Attention all classical music lovers in the Twin Cities. We feel your pain and we have a remedy.
We know you must be frustrated. The Minnesota Orchestra musicians have been out of work since October 2012, locked out by management over a salary dispute. It’s been like a long-running TV drama, only this is painfully real.
Six summer concerts scheduled for July and August were canceled. Musicians have told Minnesota Public Radio that as many as 20 players have decided to leave the orchestra for work elsewhere. The situation is so desperate former U.S. Senator George Mitchell, a Northern Ireland and Mideast peace negotiator, was brought in and apparently even he could not broker a deal.
Now, in the latest episode, music director Osmo Vanska said if the orchestra are not back in their seats by Sept 9, he’s packing up.

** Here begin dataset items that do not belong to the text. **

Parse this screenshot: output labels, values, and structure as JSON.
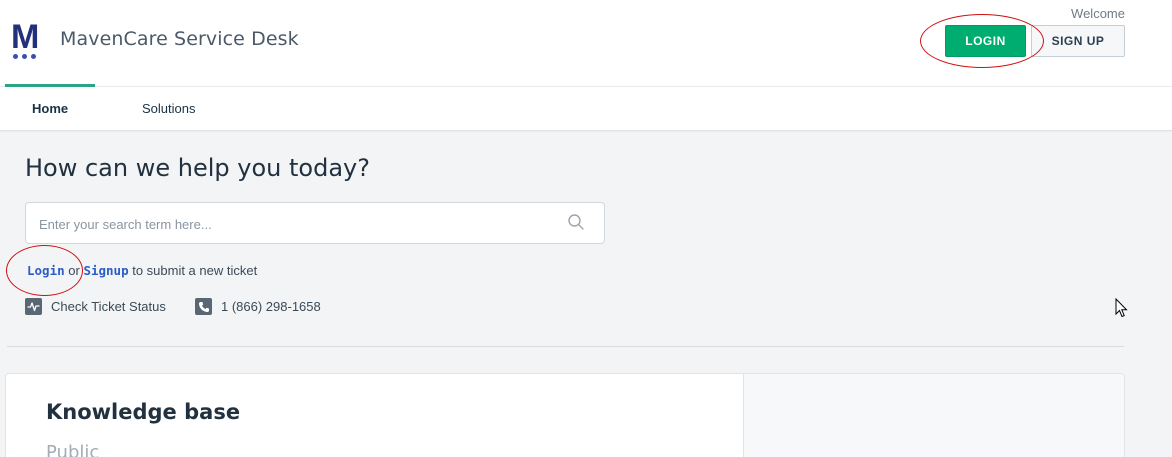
{
  "header": {
    "logo_letter": "M",
    "app_title": "MavenCare Service Desk",
    "welcome": "Welcome",
    "login_label": "LOGIN",
    "signup_label": "SIGN UP"
  },
  "nav": {
    "tabs": [
      {
        "label": "Home",
        "active": true
      },
      {
        "label": "Solutions",
        "active": false
      }
    ]
  },
  "main": {
    "heading": "How can we help you today?",
    "search": {
      "placeholder": "Enter your search term here...",
      "value": ""
    },
    "login_line": {
      "login_link": "Login",
      "or_text": " or ",
      "signup_link": "Signup",
      "suffix": " to submit a new ticket"
    },
    "quick_links": [
      {
        "icon": "pulse-icon",
        "label": "Check Ticket Status"
      },
      {
        "icon": "phone-icon",
        "label": "1 (866) 298-1658"
      }
    ]
  },
  "knowledge_base": {
    "title": "Knowledge base",
    "subtitle": "Public"
  },
  "colors": {
    "primary": "#00ad71",
    "brand": "#23307a",
    "link": "#2c5cc5",
    "annotation": "#d01010"
  }
}
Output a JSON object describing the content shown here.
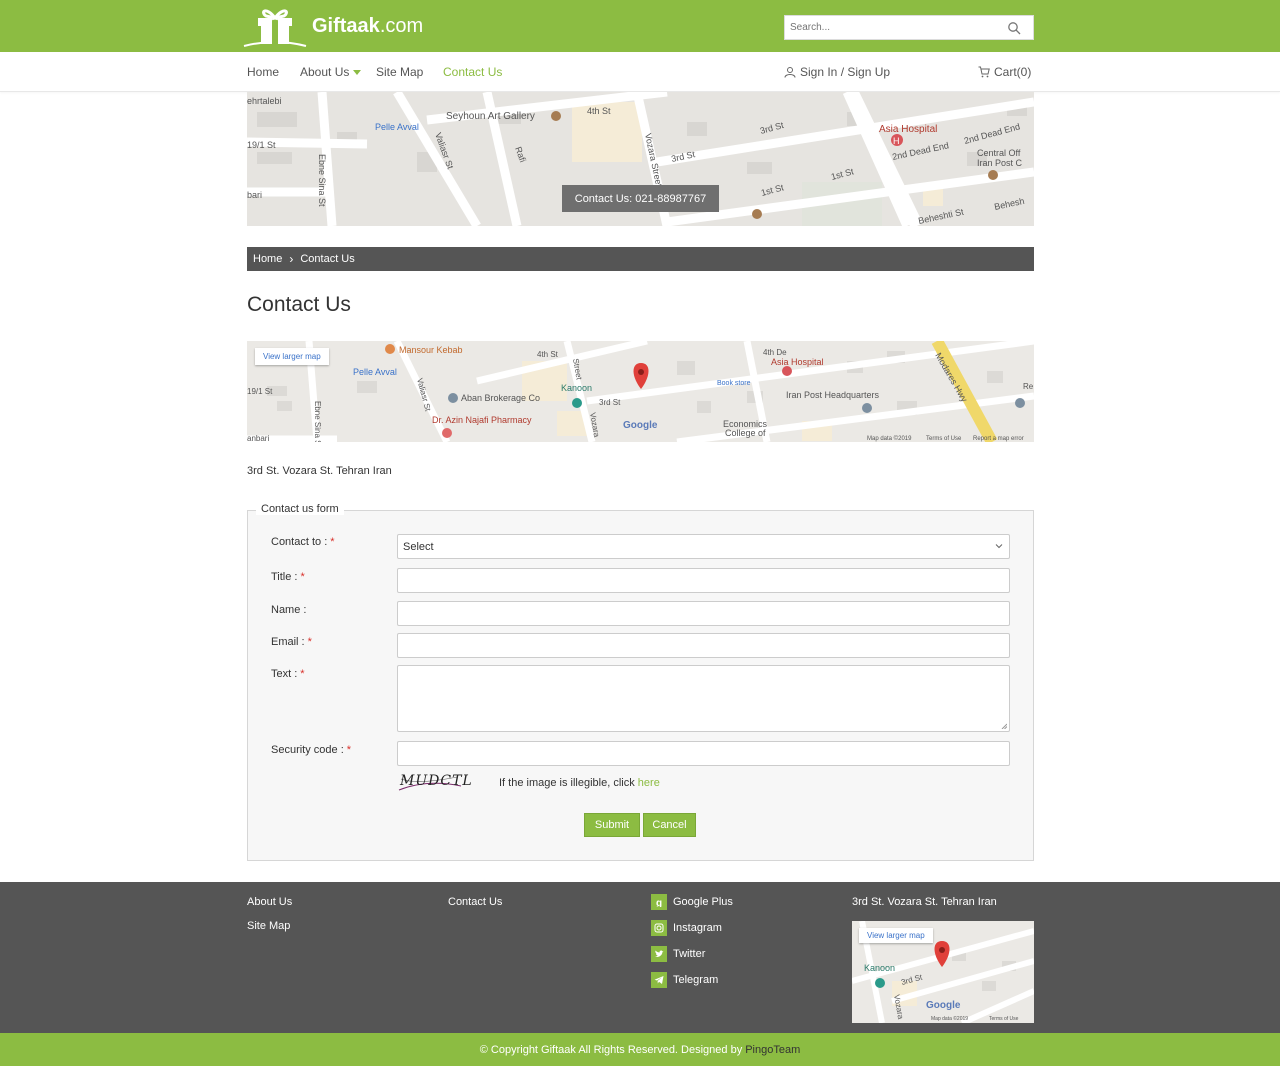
{
  "header": {
    "logo_text": "Giftaak",
    "logo_domain": ".com",
    "search_placeholder": "Search..."
  },
  "nav": {
    "items": [
      {
        "label": "Home"
      },
      {
        "label": "About Us"
      },
      {
        "label": "Site Map"
      },
      {
        "label": "Contact Us"
      }
    ],
    "sign_in": "Sign In / Sign Up",
    "cart": "Cart(0)"
  },
  "banner": {
    "badge": "Contact Us: 021-88987767",
    "map_labels": [
      "Seyhoun Art Gallery",
      "Pelle Avval",
      "Asia Hospital",
      "2nd Dead End",
      "Central Off",
      "Iran Post C",
      "Valiasr St",
      "Vozara Street",
      "Ebne Sina St",
      "4th St",
      "3rd St",
      "1st St",
      "19/1 St",
      "Rafi",
      "Beheshti St",
      "ehrtalebi",
      "bari"
    ]
  },
  "breadcrumb": {
    "home": "Home",
    "current": "Contact Us"
  },
  "page_title": "Contact Us",
  "map_embed": {
    "view_larger": "View larger map",
    "labels": [
      "Mansour Kebab",
      "Pelle Avval",
      "Aban Brokerage Co",
      "Dr. Azin Najafi Pharmacy",
      "Kanoon",
      "Asia Hospital",
      "Iran Post Headquarters",
      "Economics College of",
      "Modares Hwy",
      "Book store",
      "Google",
      "4th St",
      "3rd St",
      "19/1 St",
      "Vozara",
      "Valiasr St",
      "Ebne Sina St",
      "Street"
    ],
    "footer_text": [
      "Map data ©2019",
      "Terms of Use",
      "Report a map error"
    ]
  },
  "address": "3rd St. Vozara St. Tehran Iran",
  "form": {
    "legend": "Contact us form",
    "fields": {
      "contact_to": {
        "label": "Contact to :",
        "value": "Select"
      },
      "title": {
        "label": "Title :"
      },
      "name": {
        "label": "Name :"
      },
      "email": {
        "label": "Email :"
      },
      "text": {
        "label": "Text :"
      },
      "security": {
        "label": "Security code :"
      }
    },
    "captcha_text": "MUDCTL",
    "captcha_hint": "If the image is illegible, click",
    "captcha_link": "here",
    "submit": "Submit",
    "cancel": "Cancel"
  },
  "footer": {
    "col1": [
      "About Us",
      "Site Map"
    ],
    "col2": [
      "Contact Us"
    ],
    "social": [
      {
        "label": "Google Plus",
        "icon": "google-plus-icon"
      },
      {
        "label": "Instagram",
        "icon": "instagram-icon"
      },
      {
        "label": "Twitter",
        "icon": "twitter-icon"
      },
      {
        "label": "Telegram",
        "icon": "telegram-icon"
      }
    ],
    "address": "3rd St. Vozara St. Tehran Iran",
    "map_view_larger": "View larger map",
    "map_labels": [
      "Kanoon",
      "3rd St",
      "Vozara",
      "Google",
      "Map data ©2019",
      "Terms of Use"
    ],
    "copyright": "© Copyright Giftaak All Rights Reserved. Designed by",
    "designer": "PingoTeam"
  },
  "colors": {
    "brand_green": "#8cbc42",
    "dark_gray": "#555555",
    "required_red": "#d9302a"
  }
}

This has been a long-running serial with talks going back to April of 2012 when management proposed salary cuts of more than 30 percent in the wake of projections showing multi-million deficits. The musicians hesitated and management locked them out. Caught up in this tiff have been scores of music lovers throughout the state who lost a whole season.
Well, maybe not throughout the state, our metro brethren, and there lies a remedy to your long-running frustration.
Without taking sides in this issue, we did want to make you aware that the Mankato Symphony Orchestra is still alive and well and has been playing since it was organized in 1950 by the local Musicians Union, the State Teacher’s College, Gustavus Adolphus College and the Mankato Public Schools.
Since that time, the Mankato Symphony has featured musicians from around the state and the world, including occasional musicians from your metro orchestra and our Mankato musicians have subbed up there. Why even the Mankato music director is Kenneth Freed, a violist and assistant conductor with the Minnesota Orchestra, appointed by Vanska.